On the flip side, some fund managers are looking to streamline the fundraising process as much as possible. Because preparing a PPM is not a legal requirement or condition, strictly, of having a legally compliant private offering of fund interests, a number of fund managers choose not to produce one, instead relying on other marketing materials and their meetings with investors to convey the information they wish to disclose to them. The PPM drafting process does take considerable time on the part of the fund manager, who is really the only party that has the ability to draft the business case. They are passionate about it, and understand it fully. It’s not a component that can be very successfully outsourced, though there are some marketing providers who provide ghost writing type services or sometimes even more robust services involving conceptualizing and framing the overall business presentation. The PPM also requires the review of fund counsel to fully and properly set forth the legal considerations and risk factors involved with the fund offering and vet through the business story for any potential legal missteps by clients in their wording.
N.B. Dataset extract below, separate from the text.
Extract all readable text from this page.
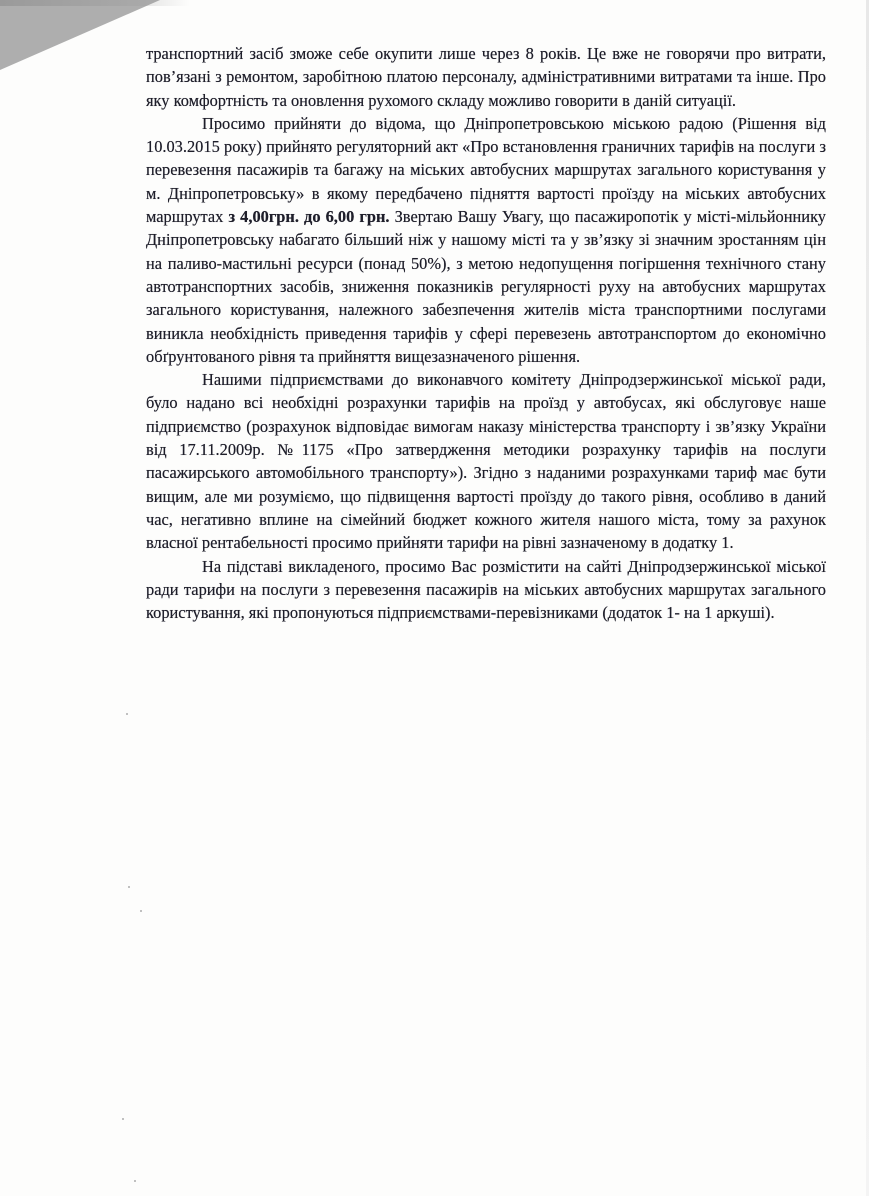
транспортний засіб зможе себе окупити лише через 8 років. Це вже не говорячи про витрати, пов’язані з ремонтом, заробітною платою персоналу, адміністративними витратами та інше. Про яку комфортність та оновлення рухомого складу можливо говорити в даній ситуації.

Просимо прийняти до відома, що Дніпропетровською міською радою (Рішення від 10.03.2015 року) прийнято регуляторний акт «Про встановлення граничних тарифів на послуги з перевезення пасажирів та багажу на міських автобусних маршрутах загального користування у м. Дніпропетровську» в якому передбачено підняття вартості проїзду на міських автобусних маршрутах з 4,00грн. до 6,00 грн. Звертаю Вашу Увагу, що пасажиропотік у місті-мільйоннику Дніпропетровську набагато більший ніж у нашому місті та у зв’язку зі значним зростанням цін на паливо-мастильні ресурси (понад 50%), з метою недопущення погіршення технічного стану автотранспортних засобів, зниження показників регулярності руху на автобусних маршрутах загального користування, належного забезпечення жителів міста транспортними послугами виникла необхідність приведення тарифів у сфері перевезень автотранспортом до економічно обґрунтованого рівня та прийняття вищезазначеного рішення.

Нашими підприємствами до виконавчого комітету Дніпродзержинської міської ради, було надано всі необхідні розрахунки тарифів на проїзд у автобусах, які обслуговує наше підприємство (розрахунок відповідає вимогам наказу міністерства транспорту і зв’язку України від 17.11.2009р. №1175 «Про затвердження методики розрахунку тарифів на послуги пасажирського автомобільного транспорту»). Згідно з наданими розрахунками тариф має бути вищим, але ми розуміємо, що підвищення вартості проїзду до такого рівня, особливо в даний час, негативно вплине на сімейний бюджет кожного жителя нашого міста, тому за рахунок власної рентабельності просимо прийняти тарифи на рівні зазначеному в додатку 1.

На підставі викладеного, просимо Вас розмістити на сайті Дніпродзержинської міської ради тарифи на послуги з перевезення пасажирів на міських автобусних маршрутах загального користування, які пропонуються підприємствами-перевізниками (додаток 1- на 1 аркуші).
In addition, the PPM will require updating of information constantly over a long fundraising period (e.g., portfolio performance information, changes in fund terms, possible legal or tax changes during that time, etc.), and thus, more time required to be spent on the PPM by the fund manager beyond just the initial drafting. By making the decision to not draft a PPM, a fund manager can save a lot of time and money, but at what cost?
We have seen fund managers of all shapes and sizes make all types of decisions on this issue based on the factors noted above and sometimes others. Some feel that producing a high quality PPM and its attendant benefits of greater risk minimization, an additional opportunity to fully tell the business story behind the firm and the fund and the potential for greater receptivity by institutional investors outweigh the time and cost saved by not drafting one. A competing view that we see quite often, particularly of late given the busy enviornment and haste of many offerings, is that drafting the PPM is a time consuming, costly and unnecessary extra step for the fund manager in an already tough fundraising environment. In some cases, the envisioned LP base may be viewed as not really interested or in possession of sufficient time to process such a long document – i.e., perhaps they prefer a slide deck in some cases.
The right decision for a firm depends entirely on their respective approach to these issues, taking into careful account the size and nature of fund, the LP base, and so forth. No matter the approach, many issues are involved in making this decision and having an experienced fund counsel like Cooley can greatly help you scope out the various considerations to be thinking about regarding this decision.